European leaders embarked on what could prove a long night of furious debate Sunday as a bid to find compromise on Brussels' top jobs ran into stiff opposition. France's President Emmanuel Macron and Germany's Chancellor Angela Merkel came to Brussels after coming to agreement on the sidelines of the G20 summit in Osaka, Japan.
Under the so-called "Sushi deal", the 28 EU leaders would nominate Dutch social democrat Frans Timmermans as president of the European Commission, rather than his conservative rival German MEP Manfred Weber. But, when Merkel put this to fellow centre-right leaders in the EPP group immediately before the emergency summit, several rebelled, and the start of the talks was delayed as heads of government shuttled between side meetings.
After the leaders from the EPP group met, Croatian Prime Minister Andrej Plenkovic warned: "There is no support for what circulated in media today." Irish premier Leo Varadkar was also pessimistic: "I think it's fair to say there's a lot of opposition to the proposal that was made in Osaka. "From the EPP point of view, the vast majority of EPP prime ministers don't believe that we should give up the presidency of the Commission quite so easily without a fight," he said.
For a nominee to go forward, he or she must secure the backing of 21 of the 28 EU leaders, representing 65 percent of the bloc's population. Timmermans, the outgoing vice-president of the Commission, spearheaded EU efforts to impose its vision of the rule of law on authoritarian-leaning eastern members and is already firmly opposed by Hungary and Poland.

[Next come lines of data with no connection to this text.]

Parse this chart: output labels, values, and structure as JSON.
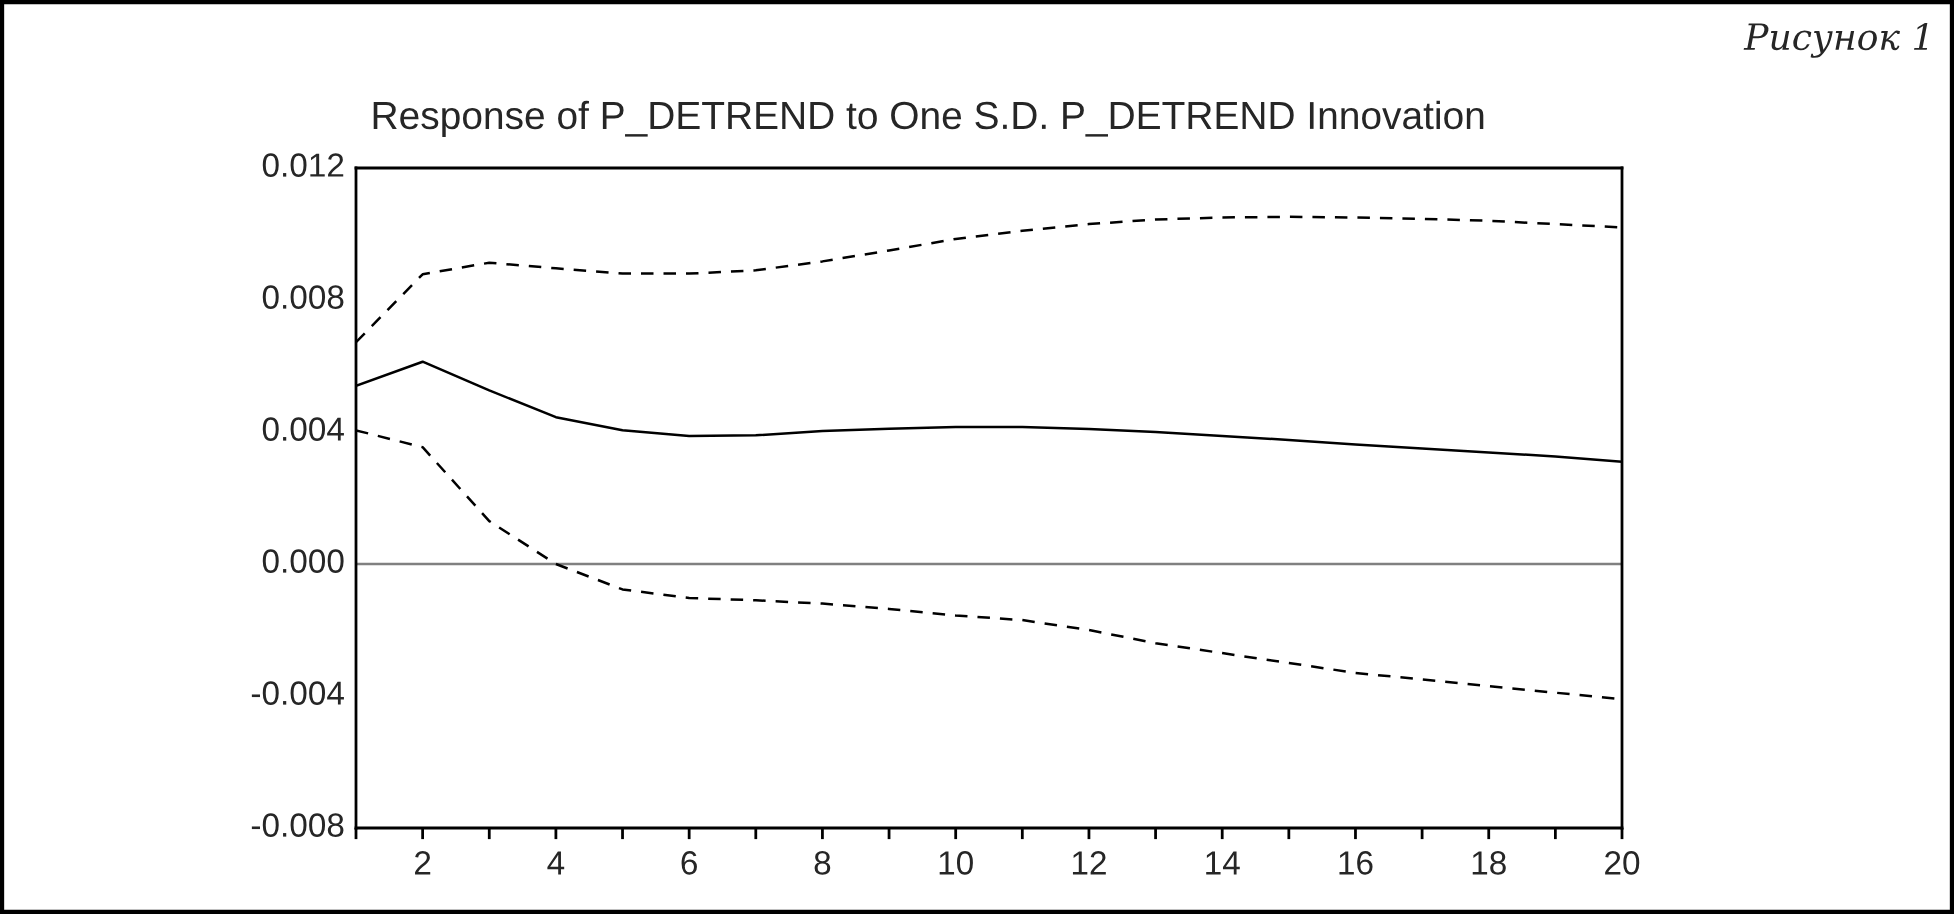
{
  "chart_data": {
    "type": "line",
    "title": "Response of P_DETREND to One S.D. P_DETREND Innovation",
    "x": [
      1,
      2,
      3,
      4,
      5,
      6,
      7,
      8,
      9,
      10,
      11,
      12,
      13,
      14,
      15,
      16,
      17,
      18,
      19,
      20
    ],
    "series": [
      {
        "color": "#000000",
        "line_style": "solid",
        "values": [
          0.0054,
          0.00613,
          0.00526,
          0.00445,
          0.00405,
          0.00388,
          0.0039,
          0.00403,
          0.0041,
          0.00415,
          0.00415,
          0.00409,
          0.004,
          0.00388,
          0.00376,
          0.00362,
          0.0035,
          0.00338,
          0.00326,
          0.0031
        ]
      },
      {
        "color": "#000000",
        "line_style": "dashed",
        "values": [
          0.00672,
          0.00878,
          0.00913,
          0.00896,
          0.0088,
          0.0088,
          0.0089,
          0.00917,
          0.0095,
          0.00985,
          0.0101,
          0.0103,
          0.01044,
          0.0105,
          0.01052,
          0.0105,
          0.01046,
          0.0104,
          0.0103,
          0.0102
        ]
      },
      {
        "color": "#000000",
        "line_style": "dashed",
        "values": [
          0.00405,
          0.00354,
          0.0013,
          0.0,
          -0.00077,
          -0.00103,
          -0.0011,
          -0.0012,
          -0.00136,
          -0.00156,
          -0.0017,
          -0.002,
          -0.0024,
          -0.0027,
          -0.003,
          -0.0033,
          -0.0035,
          -0.0037,
          -0.0039,
          -0.0041
        ]
      }
    ],
    "xlim": [
      1,
      20
    ],
    "xticks": [
      {
        "value": 1,
        "label": null
      },
      2,
      {
        "value": 3,
        "label": null
      },
      4,
      {
        "value": 5,
        "label": null
      },
      6,
      {
        "value": 7,
        "label": null
      },
      8,
      {
        "value": 9,
        "label": null
      },
      10,
      {
        "value": 11,
        "label": null
      },
      12,
      {
        "value": 13,
        "label": null
      },
      14,
      {
        "value": 15,
        "label": null
      },
      16,
      {
        "value": 17,
        "label": null
      },
      18,
      {
        "value": 19,
        "label": null
      },
      20
    ],
    "ylim": [
      -0.008,
      0.012
    ],
    "yticks": [
      {
        "value": -0.008,
        "label": "-0.008"
      },
      {
        "value": -0.004,
        "label": "-0.004"
      },
      {
        "value": 0.0,
        "label": "0.000"
      },
      {
        "value": 0.004,
        "label": "0.004"
      },
      {
        "value": 0.008,
        "label": "0.008"
      },
      {
        "value": 0.012,
        "label": "0.012"
      }
    ],
    "ref_lines": [
      {
        "axis": "y",
        "value": 0,
        "color": "#808080"
      }
    ],
    "grid": false,
    "legend": false,
    "marker": "none",
    "annotations": [
      "Рисунок 1"
    ]
  }
}
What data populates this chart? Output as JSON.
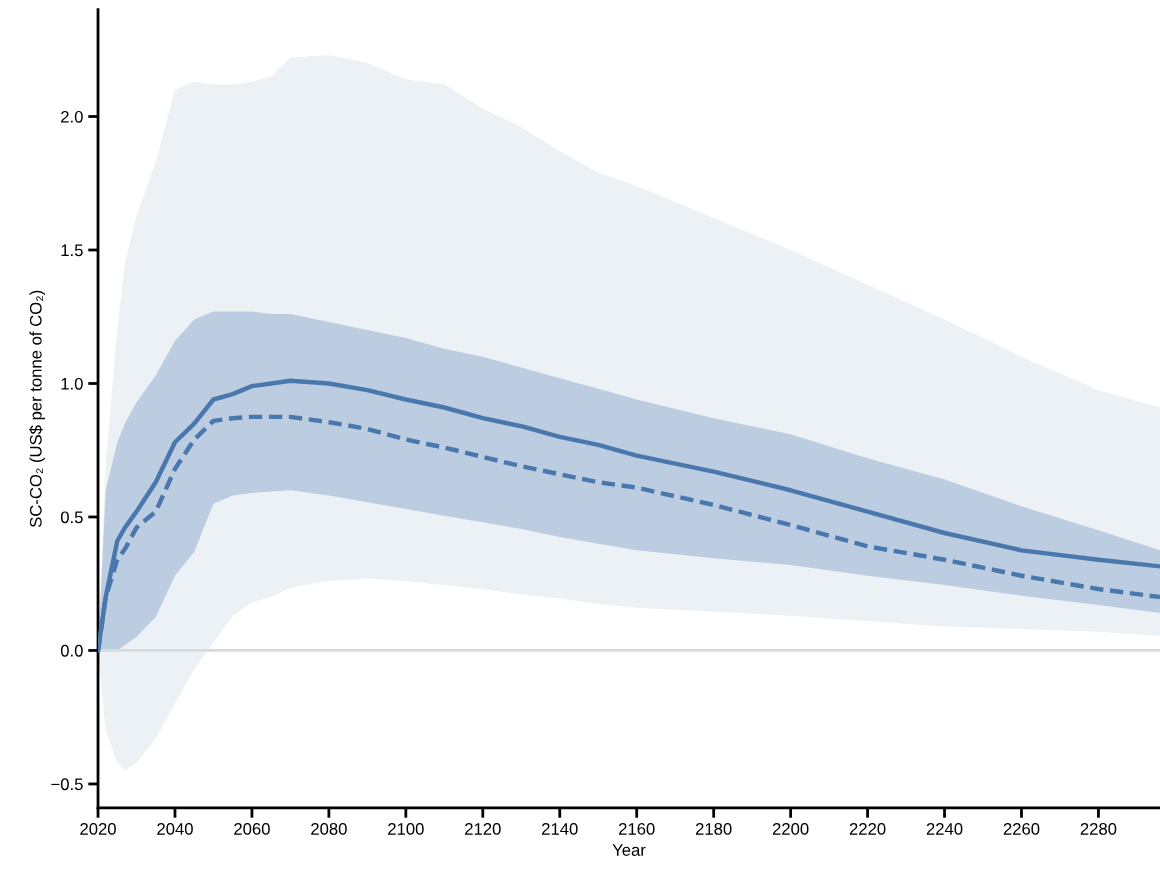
{
  "chart_data": {
    "type": "line",
    "xlabel": "Year",
    "ylabel": "SC-CO₂ (US$ per tonne of CO₂)",
    "xlim": [
      2020,
      2296
    ],
    "ylim": [
      -0.59,
      2.4
    ],
    "xticks": [
      2020,
      2040,
      2060,
      2080,
      2100,
      2120,
      2140,
      2160,
      2180,
      2200,
      2220,
      2240,
      2260,
      2280
    ],
    "yticks": [
      {
        "value": -0.5,
        "label": "−0.5"
      },
      {
        "value": 0,
        "label": "0.0"
      },
      {
        "value": 0.5,
        "label": "0.5"
      },
      {
        "value": 1.0,
        "label": "1.0"
      },
      {
        "value": 1.5,
        "label": "1.5"
      },
      {
        "value": 2.0,
        "label": "2.0"
      }
    ],
    "grid": false,
    "ref_lines": [
      {
        "axis": "y",
        "value": 0,
        "color": "#d9d9d9"
      }
    ],
    "x": [
      2020,
      2022,
      2025,
      2027,
      2030,
      2035,
      2040,
      2045,
      2050,
      2055,
      2060,
      2065,
      2070,
      2080,
      2090,
      2100,
      2110,
      2120,
      2130,
      2140,
      2150,
      2160,
      2180,
      2200,
      2220,
      2240,
      2260,
      2280,
      2296
    ],
    "series": [
      {
        "color": "#4a78ad",
        "line_style": "dashed",
        "values": [
          0,
          0.2,
          0.34,
          0.38,
          0.46,
          0.52,
          0.68,
          0.79,
          0.86,
          0.87,
          0.875,
          0.875,
          0.875,
          0.855,
          0.83,
          0.79,
          0.76,
          0.725,
          0.69,
          0.66,
          0.63,
          0.61,
          0.545,
          0.47,
          0.39,
          0.34,
          0.28,
          0.23,
          0.2
        ],
        "upper": [
          0,
          0.7,
          1.2,
          1.45,
          1.63,
          1.83,
          2.1,
          2.13,
          2.12,
          2.12,
          2.13,
          2.15,
          2.22,
          2.23,
          2.2,
          2.14,
          2.12,
          2.03,
          1.96,
          1.87,
          1.79,
          1.74,
          1.62,
          1.5,
          1.37,
          1.24,
          1.1,
          0.975,
          0.91
        ],
        "lower": [
          0,
          -0.3,
          -0.42,
          -0.45,
          -0.42,
          -0.33,
          -0.2,
          -0.07,
          0.03,
          0.13,
          0.18,
          0.2,
          0.235,
          0.26,
          0.27,
          0.26,
          0.245,
          0.23,
          0.21,
          0.195,
          0.175,
          0.16,
          0.145,
          0.13,
          0.11,
          0.09,
          0.08,
          0.07,
          0.055
        ]
      },
      {
        "color": "#4a78ad",
        "line_style": "solid",
        "values": [
          0,
          0.2,
          0.41,
          0.46,
          0.52,
          0.63,
          0.78,
          0.85,
          0.94,
          0.96,
          0.99,
          1.0,
          1.01,
          1.0,
          0.975,
          0.94,
          0.91,
          0.87,
          0.84,
          0.8,
          0.77,
          0.73,
          0.67,
          0.6,
          0.52,
          0.44,
          0.375,
          0.34,
          0.315
        ],
        "upper": [
          0,
          0.6,
          0.78,
          0.85,
          0.93,
          1.03,
          1.16,
          1.24,
          1.27,
          1.27,
          1.27,
          1.26,
          1.26,
          1.23,
          1.2,
          1.17,
          1.13,
          1.1,
          1.06,
          1.02,
          0.98,
          0.94,
          0.87,
          0.81,
          0.72,
          0.64,
          0.54,
          0.45,
          0.375
        ],
        "lower": [
          0,
          -0.005,
          0.0,
          0.02,
          0.05,
          0.125,
          0.28,
          0.37,
          0.55,
          0.58,
          0.59,
          0.595,
          0.6,
          0.58,
          0.555,
          0.53,
          0.505,
          0.48,
          0.455,
          0.425,
          0.4,
          0.375,
          0.345,
          0.32,
          0.28,
          0.245,
          0.205,
          0.17,
          0.14
        ]
      }
    ]
  }
}
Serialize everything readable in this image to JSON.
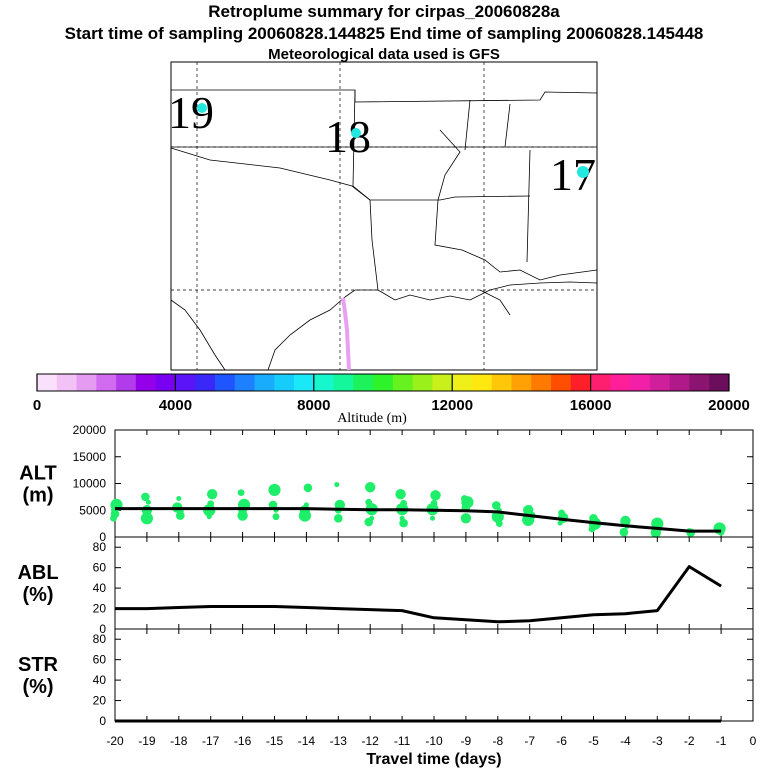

The opposition to the Japan compromise would seem to kill off his chances. "The EPP has announced that it doesn't accept the Osaka deal. The accord is dead, there'll be no agreement tonight," a senior party source told AFP, as EU officials announced that the start of the summit had been delayed. But if Timmermann's momentum was derailed, Weber still faces opposition from the left and centre, and Macron arrived at the summit in an upbeat mood, determined to push on with efforts to agree a top jobs package.
The 28 leaders are aiming to agree candidates for president of the European Commission, president of their own Council and a foreign policy chief. The European Parliament will then vote for its own speaker this week, and a new director for the European Central Bank will be chosen later. Officials are preparing breakfast talks Monday if the summit goes late. "The way things are presented, they will not be very simple consultations, to put it mildly," Merkel, the bloc's most influential leader, said as she arrived.
Macron, however, told reporters he expected a "constructive accord". "I'm not pushing this candidate or that one," he said. "You've never heard me say that I'm stuck on this or that candidate." He nevertheless reiterated the names of Timmermans, Danish liberal Margrethe Vestager and French conservative Michel Barnier. Macron admitted he had been "hostile" to some candidates, implying Weber. He stressed that the four candidates nominated by the leaders must include two women and someone from eastern Europe. Merkel had discussed a four-person package at Saturday's G20 summit with Macron, Spanish Premier Pedro Sanchez and the Netherlands' Mark Rutte.